C’est au retour du week-end, le lundi 2 octobre, que la professeure tente de rapporter l’événement à son employeur. « Toutefois, la secrétaire de l’école refuse cette demande et spécifie qu’il est trop tard. La travailleuse refait la demande auprès du directeur de l’école le lendemain et dénonce l’évènement formellement le 4 octobre 2017 », selon les faits relatés au dossier.
Difficultés à travailler
Entre le 2 et le 16 octobre, la demanderesse n’est pas en mesure de compléter de manière optimale ses journées de travail. Incapable de monter ou descendre les escaliers facilement, elle doit obtenir l’aide de collègues pour, entre autres, amener les enfants à la cafétéria. L’enseignante doit aussi se faire remplacer lors de périodes de classe. Durant cet intervalle de deux semaines, elle consulte son médecin à deux reprises en plus d’un kinésithérapeute.

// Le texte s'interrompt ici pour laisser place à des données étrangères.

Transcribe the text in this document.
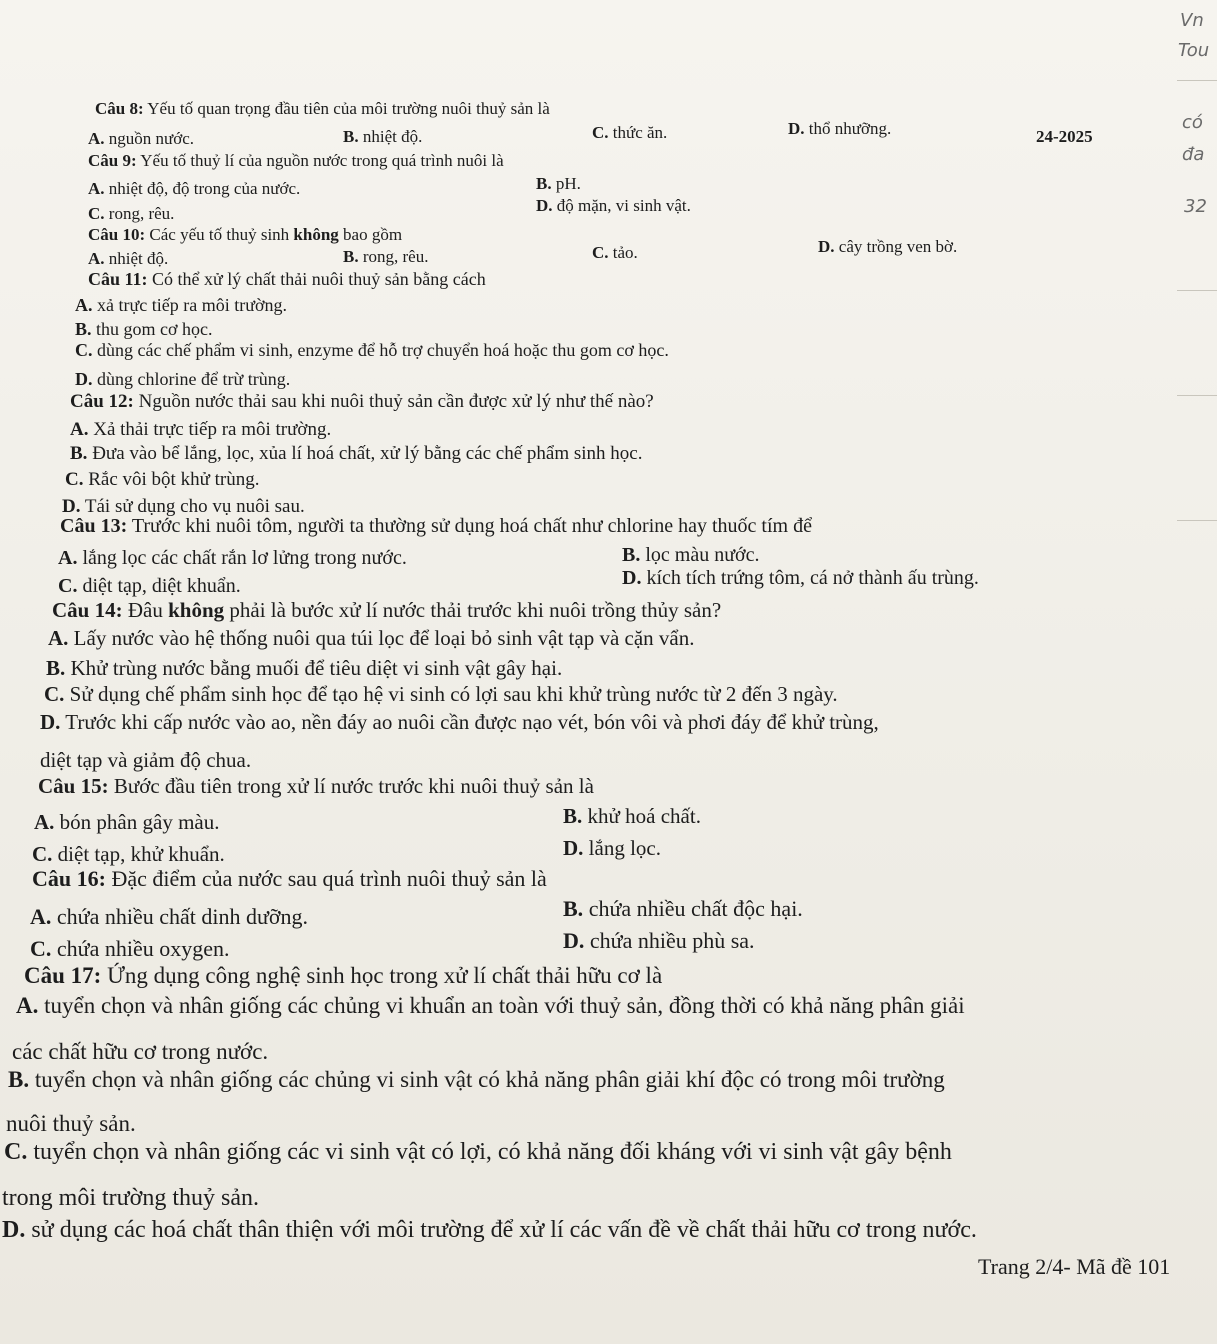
Vn
Tou
có
đa
32
Câu 8: Yếu tố quan trọng đầu tiên của môi trường nuôi thuỷ sản là
A. nguồn nước.	B. nhiệt độ.	C. thức ăn.	D. thổ nhưỡng.	24-2025
Câu 9: Yếu tố thuỷ lí của nguồn nước trong quá trình nuôi là
A. nhiệt độ, độ trong của nước.	B. pH.
C. rong, rêu.	D. độ mặn, vi sinh vật.
Câu 10: Các yếu tố thuỷ sinh không bao gồm
A. nhiệt độ.	B. rong, rêu.	C. tảo.	D. cây trồng ven bờ.
Câu 11: Có thể xử lý chất thải nuôi thuỷ sản bằng cách
A. xả trực tiếp ra môi trường.
B. thu gom cơ học.
C. dùng các chế phẩm vi sinh, enzyme để hỗ trợ chuyển hoá hoặc thu gom cơ học.
D. dùng chlorine để trừ trùng.
Câu 12: Nguồn nước thải sau khi nuôi thuỷ sản cần được xử lý như thế nào?
A. Xả thải trực tiếp ra môi trường.
B. Đưa vào bể lắng, lọc, xủa lí hoá chất, xử lý bằng các chế phẩm sinh học.
C. Rắc vôi bột khử trùng.
D. Tái sử dụng cho vụ nuôi sau.
Câu 13: Trước khi nuôi tôm, người ta thường sử dụng hoá chất như chlorine hay thuốc tím để
A. lắng lọc các chất rắn lơ lửng trong nước.	B. lọc màu nước.
C. diệt tạp, diệt khuẩn.	D. kích tích trứng tôm, cá nở thành ấu trùng.
Câu 14: Đâu không phải là bước xử lí nước thải trước khi nuôi trồng thủy sản?
A. Lấy nước vào hệ thống nuôi qua túi lọc để loại bỏ sinh vật tạp và cặn vẩn.
B. Khử trùng nước bằng muối để tiêu diệt vi sinh vật gây hại.
C. Sử dụng chế phẩm sinh học để tạo hệ vi sinh có lợi sau khi khử trùng nước từ 2 đến 3 ngày.
D. Trước khi cấp nước vào ao, nền đáy ao nuôi cần được nạo vét, bón vôi và phơi đáy để khử trùng,
diệt tạp và giảm độ chua.
Câu 15: Bước đầu tiên trong xử lí nước trước khi nuôi thuỷ sản là
A. bón phân gây màu.	B. khử hoá chất.
C. diệt tạp, khử khuẩn.	D. lắng lọc.
Câu 16: Đặc điểm của nước sau quá trình nuôi thuỷ sản là
A. chứa nhiều chất dinh dưỡng.	B. chứa nhiều chất độc hại.
C. chứa nhiều oxygen.	D. chứa nhiều phù sa.
Câu 17: Ứng dụng công nghệ sinh học trong xử lí chất thải hữu cơ là
A. tuyển chọn và nhân giống các chủng vi khuẩn an toàn với thuỷ sản, đồng thời có khả năng phân giải
các chất hữu cơ trong nước.
B. tuyển chọn và nhân giống các chủng vi sinh vật có khả năng phân giải khí độc có trong môi trường
nuôi thuỷ sản.
C. tuyển chọn và nhân giống các vi sinh vật có lợi, có khả năng đối kháng với vi sinh vật gây bệnh
trong môi trường thuỷ sản.
D. sử dụng các hoá chất thân thiện với môi trường để xử lí các vấn đề về chất thải hữu cơ trong nước.
Trang 2/4- Mã đề 101
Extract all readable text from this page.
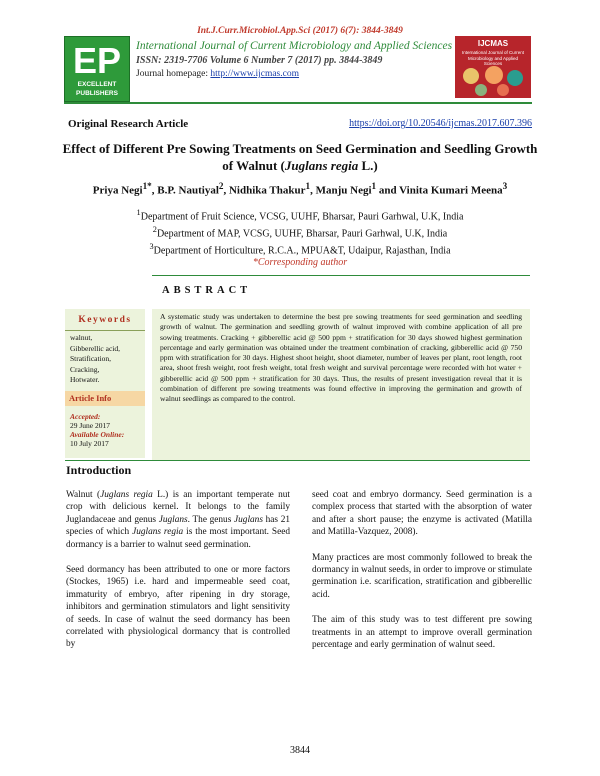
Int.J.Curr.Microbiol.App.Sci (2017) 6(7): 3844-3849
EP
EXCELLENT
PUBLISHERS
International Journal of Current Microbiology and Applied Sciences
ISSN: 2319-7706 Volume 6 Number 7 (2017) pp. 3844-3849
Journal homepage: http://www.ijcmas.com
IJCMAS
International Journal of Current Microbiology and Applied Sciences
Original Research Article	https://doi.org/10.20546/ijcmas.2017.607.396
Effect of Different Pre Sowing Treatments on Seed Germination and Seedling Growth of Walnut (Juglans regia L.)
Priya Negi$^{1*}$, B.P. Nautiyal$^2$, Nidhika Thakur$^1$, Manju Negi$^1$ and Vinita Kumari Meena$^3$
$^1$Department of Fruit Science, VCSG, UUHF, Bharsar, Pauri Garhwal, U.K, India
$^2$Department of MAP, VCSG, UUHF, Bharsar, Pauri Garhwal, U.K, India
$^3$Department of Horticulture, R.C.A., MPUA&T, Udaipur, Rajasthan, India
*Corresponding author
ABSTRACT
Keywords
walnut,
Gibberellic acid,
Stratification,
Cracking,
Hotwater.
Article Info
Accepted:
29 June 2017
Available Online:
10 July 2017
A systematic study was undertaken to determine the best pre sowing treatments for seed germination and seedling growth of walnut. The germination and seedling growth of walnut improved with combine application of all pre sowing treatments. Cracking + gibberellic acid @ 500 ppm + stratification for 30 days showed highest germination percentage and early germination was obtained under the treatment combination of cracking, gibberellic acid @ 750 ppm with stratification for 30 days. Highest shoot height, shoot diameter, number of leaves per plant, root length, root area, shoot fresh weight, root fresh weight, total fresh weight and survival percentage were recorded with hot water + gibberellic acid @ 500 ppm + stratification for 30 days. Thus, the results of present investigation reveal that it is combination of different pre sowing treatments was found effective in improving the germination and growth of walnut seedlings as compared to the control.
Introduction

Walnut (Juglans regia L.) is an important temperate nut crop with delicious kernel. It belongs to the family Juglandaceae and genus Juglans. The genus Juglans has 21 species of which Juglans regia is the most important. Seed dormancy is a barrier to walnut seed germination.

Seed dormancy has been attributed to one or more factors (Stockes, 1965) i.e. hard and impermeable seed coat, immaturity of embryo, after ripening in dry storage, inhibitors and germination stimulators and light sensitivity of seeds. In case of walnut the seed dormancy has been correlated with physiological dormancy that is controlled by

seed coat and embryo dormancy. Seed germination is a complex process that started with the absorption of water and after a short pause; the enzyme is activated (Matilla and Matilla-Vazquez, 2008).

Many practices are most commonly followed to break the dormancy in walnut seeds, in order to improve or stimulate germination i.e. scarification, stratification and gibberellic acid.

The aim of this study was to test different pre sowing treatments in an attempt to improve overall germination percentage and early germination of walnut seed.

3844
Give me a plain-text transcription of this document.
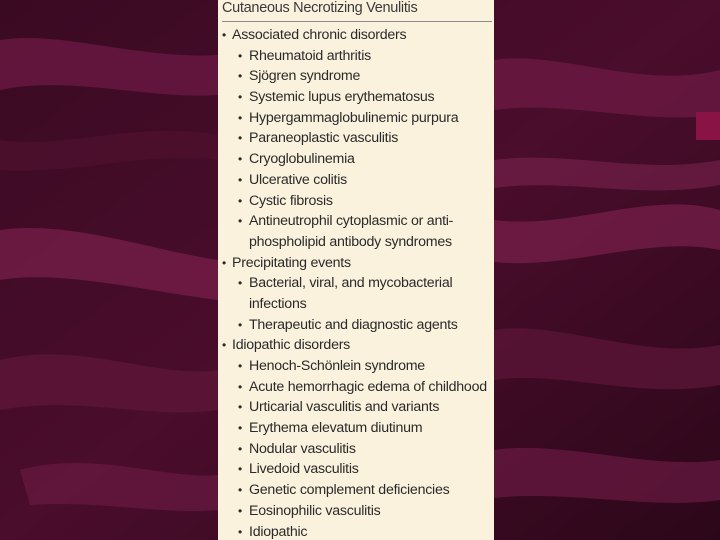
Cutaneous Necrotizing Venulitis
• Associated chronic disorders
• Rheumatoid arthritis
• Sjögren syndrome
• Systemic lupus erythematosus
• Hypergammaglobulinemic purpura
• Paraneoplastic vasculitis
• Cryoglobulinemia
• Ulcerative colitis
• Cystic fibrosis
• Antineutrophil cytoplasmic or anti-
phospholipid antibody syndromes
• Precipitating events
• Bacterial, viral, and mycobacterial
infections
• Therapeutic and diagnostic agents
• Idiopathic disorders
• Henoch-Schönlein syndrome
• Acute hemorrhagic edema of childhood
• Urticarial vasculitis and variants
• Erythema elevatum diutinum
• Nodular vasculitis
• Livedoid vasculitis
• Genetic complement deficiencies
• Eosinophilic vasculitis
• Idiopathic
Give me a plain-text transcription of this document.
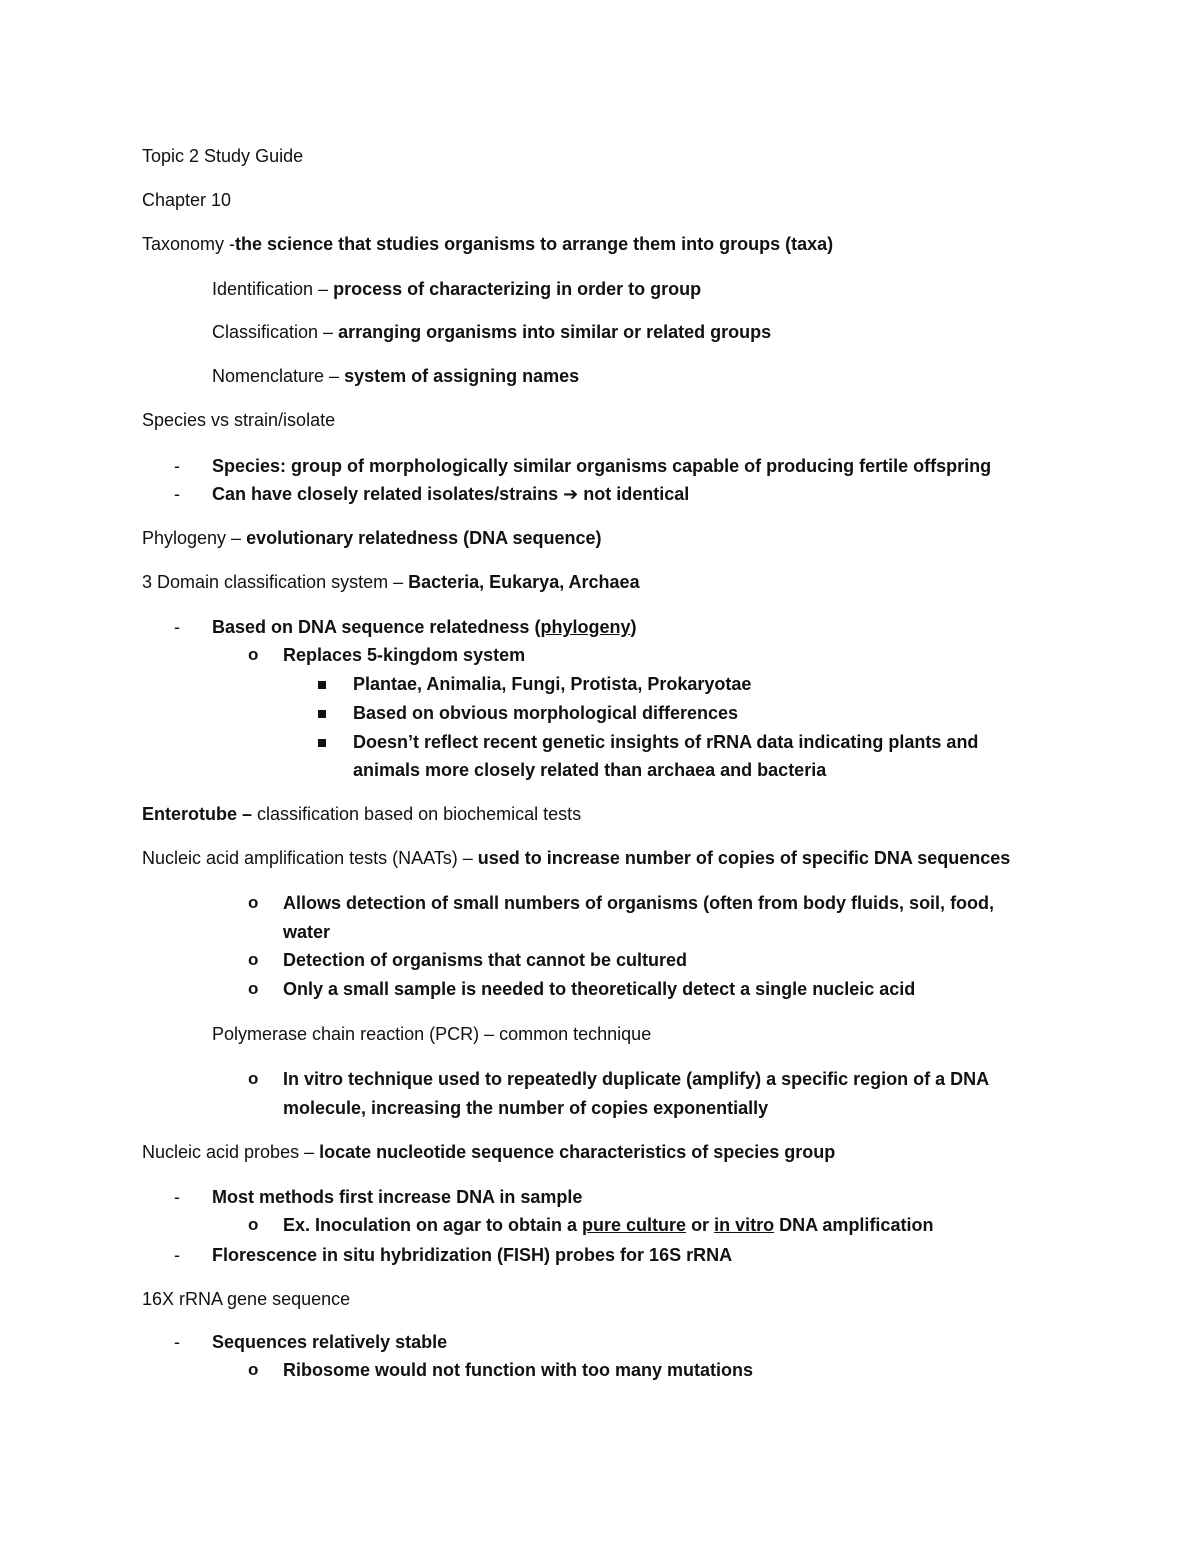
Topic 2 Study Guide
Chapter 10
Taxonomy -the science that studies organisms to arrange them into groups (taxa)
Identification – process of characterizing in order to group
Classification – arranging organisms into similar or related groups
Nomenclature – system of assigning names
Species vs strain/isolate
- Species: group of morphologically similar organisms capable of producing fertile offspring
- Can have closely related isolates/strains ➔ not identical
Phylogeny – evolutionary relatedness (DNA sequence)
3 Domain classification system – Bacteria, Eukarya, Archaea
- Based on DNA sequence relatedness (phylogeny)
o Replaces 5-kingdom system
Plantae, Animalia, Fungi, Protista, Prokaryotae
Based on obvious morphological differences
Doesn’t reflect recent genetic insights of rRNA data indicating plants and
animals more closely related than archaea and bacteria
Enterotube – classification based on biochemical tests
Nucleic acid amplification tests (NAATs) – used to increase number of copies of specific DNA sequences
o Allows detection of small numbers of organisms (often from body fluids, soil, food,
water
o Detection of organisms that cannot be cultured
o Only a small sample is needed to theoretically detect a single nucleic acid
Polymerase chain reaction (PCR) – common technique
o In vitro technique used to repeatedly duplicate (amplify) a specific region of a DNA
molecule, increasing the number of copies exponentially
Nucleic acid probes – locate nucleotide sequence characteristics of species group
- Most methods first increase DNA in sample
o Ex. Inoculation on agar to obtain a pure culture or in vitro DNA amplification
- Florescence in situ hybridization (FISH) probes for 16S rRNA
16X rRNA gene sequence
- Sequences relatively stable
o Ribosome would not function with too many mutations
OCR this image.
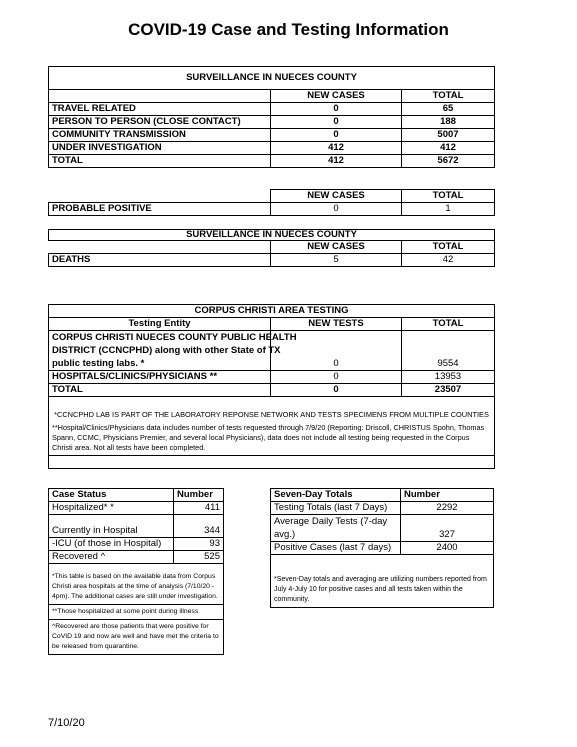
COVID-19 Case and Testing Information
SURVEILLANCE IN NUECES COUNTY		
	NEW CASES	TOTAL
TRAVEL RELATED	0	65
PERSON TO PERSON (CLOSE CONTACT)	0	188
COMMUNITY TRANSMISSION	0	5007
UNDER INVESTIGATION	412	412
TOTAL	412	5672
	NEW CASES	TOTAL
PROBABLE POSITIVE	0	1
SURVEILLANCE IN NUECES COUNTY		
	NEW CASES	TOTAL
DEATHS	5	42
CORPUS CHRISTI AREA TESTING		
Testing Entity	NEW TESTS	TOTAL

CORPUS CHRISTI NUECES COUNTY PUBLIC HEALTH
DISTRICT (CCNCPHD) along with other State of TX
public testing labs. *	0	9554
HOSPITALS/CLINICS/PHYSICIANS **	0	13953
TOTAL	0	23507

*CCNCPHD LAB IS PART OF THE LABORATORY REPONSE NETWORK AND TESTS SPECIMENS FROM MULTIPLE COUNTIES		
**Hospital/Clinics/Physicians data includes number of tests requested through 7/9/20 (Reporting: Driscoll, CHRISTUS Spohn, Thomas Spann, CCMC, Physicians Premier, and several local Physicians), data does not include all testing being requested in the Corpus Christi area. Not all tests have been completed.		

Case Status	Number
Hospitalized* *	411
Currently in Hospital	344
-ICU (of those in Hospital)	93
Recovered ^	525
*This table is based on the available data from Corpus Christi area hospitals at the time of analysis (7/10/20 - 4pm). The additional cases are still under investigation.	
**Those hospitalized at some point during illness	
^Recovered are those patients that were positive for CoVID 19 and now are well and have met the criteria to be released from quarantine.	
Seven-Day Totals	Number
Testing Totals (last 7 Days)	2292

Average Daily Tests (7-day
avg.)	327
Positive Cases (last 7 days)	2400
*Seven-Day totals and averaging are utilizing numbers reported from July 4-July 10 for positive cases and all tests taken within the community.	
7/10/20
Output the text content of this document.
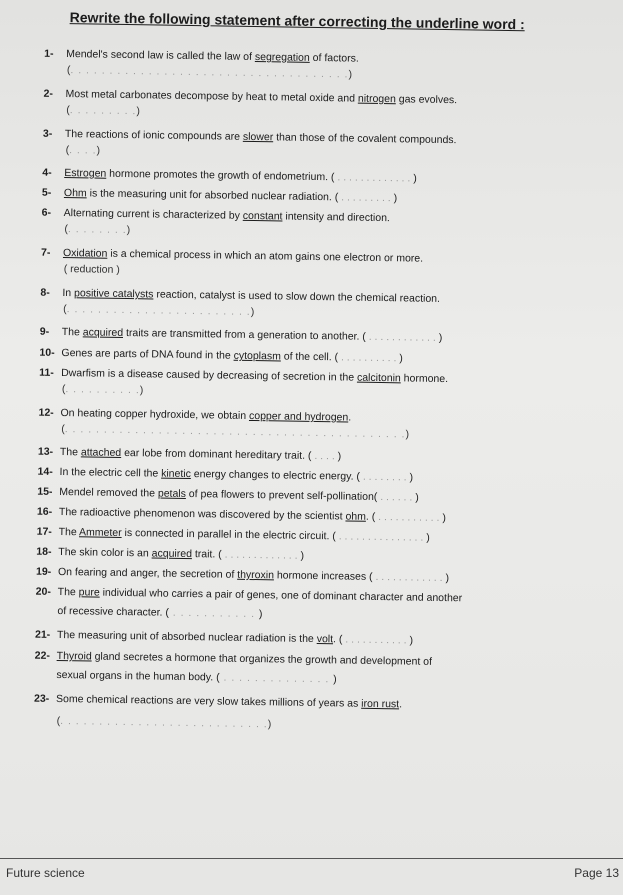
Rewrite the following statement after correcting the underline word :
1- Mendel's second law is called the law of segregation of factors.
(. . . . . . . . . . . . . . . . . . . . . . . . . . . . . . . . . . . .)
2- Most metal carbonates decompose by heat to metal oxide and nitrogen gas evolves.
(. . . . . . . . .)
3- The reactions of ionic compounds are slower than those of the covalent compounds.
(. . . .)
4- Estrogen hormone promotes the growth of endometrium. ( . . . . . . . . . . . . . )
5- Ohm is the measuring unit for absorbed nuclear radiation. ( . . . . . . . . . )
6- Alternating current is characterized by constant intensity and direction.
(. . . . . . . .)
7- Oxidation is a chemical process in which an atom gains one electron or more.
( reduction )
8- In positive catalysts reaction, catalyst is used to slow down the chemical reaction.
(. . . . . . . . . . . . . . . . . . . . . . . .)
9- The acquired traits are transmitted from a generation to another. ( . . . . . . . . . . . . )
10- Genes are parts of DNA found in the cytoplasm of the cell. ( . . . . . . . . . . )
11- Dwarfism is a disease caused by decreasing of secretion in the calcitonin hormone.
(. . . . . . . . . .)
12- On heating copper hydroxide, we obtain copper and hydrogen.
(. . . . . . . . . . . . . . . . . . . . . . . . . . . . . . . . . . . . . . . . . . . .)
13- The attached ear lobe from dominant hereditary trait. ( . . . . )
14- In the electric cell the kinetic energy changes to electric energy. ( . . . . . . . . )
15- Mendel removed the petals of pea flowers to prevent self-pollination( . . . . . . )
16- The radioactive phenomenon was discovered by the scientist ohm. ( . . . . . . . . . . . )
17- The Ammeter is connected in parallel in the electric circuit. ( . . . . . . . . . . . . . . . )
18- The skin color is an acquired trait. ( . . . . . . . . . . . . . )
19- On fearing and anger, the secretion of thyroxin hormone increases ( . . . . . . . . . . . . )
20- The pure individual who carries a pair of genes, one of dominant character and another
of recessive character. ( . . . . . . . . . . . )
21- The measuring unit of absorbed nuclear radiation is the volt. ( . . . . . . . . . . . )
22- Thyroid gland secretes a hormone that organizes the growth and development of
sexual organs in the human body. ( . . . . . . . . . . . . . . )
23- Some chemical reactions are very slow takes millions of years as iron rust.
(. . . . . . . . . . . . . . . . . . . . . . . . . . .)
Future science	Page 13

« Le 16 octobre 2017, suivant sa journée à l’école, alors qu’elle tente de sortir de sa voiture, elle allègue avoir le dos «barré», sa douleur s’est intensifiée, elle a de la difficulté à marcher, à se laver, à s’habiller. Le surlendemain, elle consulte son médecin et passe une IRM ».
C’est cette imagerie par résonance magnétique qui démontre « une volumineuse hernie discale L2-L-3 », diagnostic confirmé par le médecin de l’employée.
L’employeur, la CSCV, affirme, par le biais de son expert, un chirurgien orthopédiste, que la blessure de l’éducatrice résulte de sa condition personnelle, elle qui souffrait déjà d’une lombalgie d’origine discale avant l’incident du 29 septembre 2017.
« La condition personnelle de discopathie lombaire de la travailleuse ne constitue pas l’unique cause de la lésion professionnelle subie. Bien que le fait de sauter à cloche-pied puisse constituer un élément somme toute banal, il a occasionné à la travailleuse un stress au dos lors du mouvement de torsion. [...] De l’avis du Tribunal, le saut à cloche-pied a aggravé la condition personnelle de la travailleuse, ce qui a occasionné sa blessure de hernie discale L2-L3 », conclut la magistrate du TAT qui déclare que la travailleuse a subi une lésion professionnelle et qu’elle a le droit aux prestations prévues par la Loi sur les accidents du travail et les maladies professionnelles.
À la commission scolaire, on a indiqué au Droit que l’organisation ne commentait pas les dossiers personnels d’employés.